Some key strategies include:
- Conducting a site assessment to identify problem areas and opportunities for improvement
- Developing a comprehensive winter maintenance policy and plan
- Utilizing specialized equipment and technologies (e.g., temperature sensors, weather forecasting tools) to optimize salt application
- Tracking winter conditions and maintenance activities to ensure adherence to the plan and provide evidence in the event of liability claims
- Structuring winter maintenance contracts to incentivize responsible salt use and implementation of best practices
- Exploring opportunities to close or reduce the use of certain parking areas during the winter months
- Incorporating design features in new developments or pavement upgrades to improve drainage and reduce the need for salt
By taking a proactive, collaborative approach to managing road salt and implementing LID practices, property owners, winter maintenance professionals, and municipal authorities can work together to protect our environment, infrastructure, and public health.
For more information on the latest research, case studies, and resources related to salt management and LID design, visit https://woodstoveheaters.com/.
Key Takeaways
- Road salt is a ubiquitous contaminant in urban environments, with significant impacts on aquatic ecosystems, vegetation, human health, and infrastructure.

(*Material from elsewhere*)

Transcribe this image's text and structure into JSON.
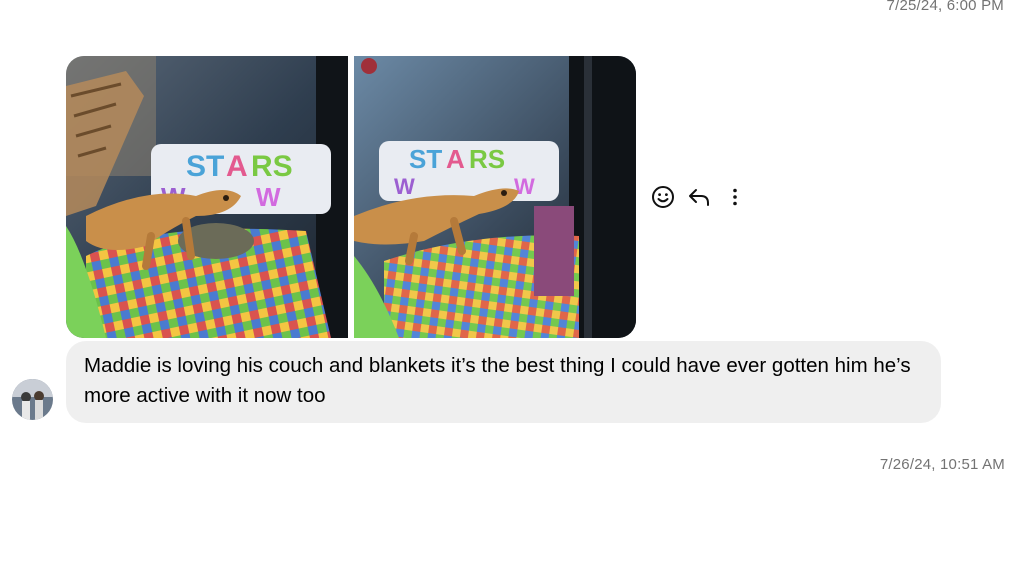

- Low Impact Development (LID) practices can help address the challenges posed by road salt through reduced application rates, delayed and reduced discharges, and protection of sensitive environments.
- Careful design and integration of LID practices, such as bioretention cells, permeable pavements, and vegetated filter strips, can mitigate the impacts of road salt.
- Collaboration between property owners, winter maintenance professionals, and municipal authorities is essential to implement best management practices and create safe, sustainable winter conditions.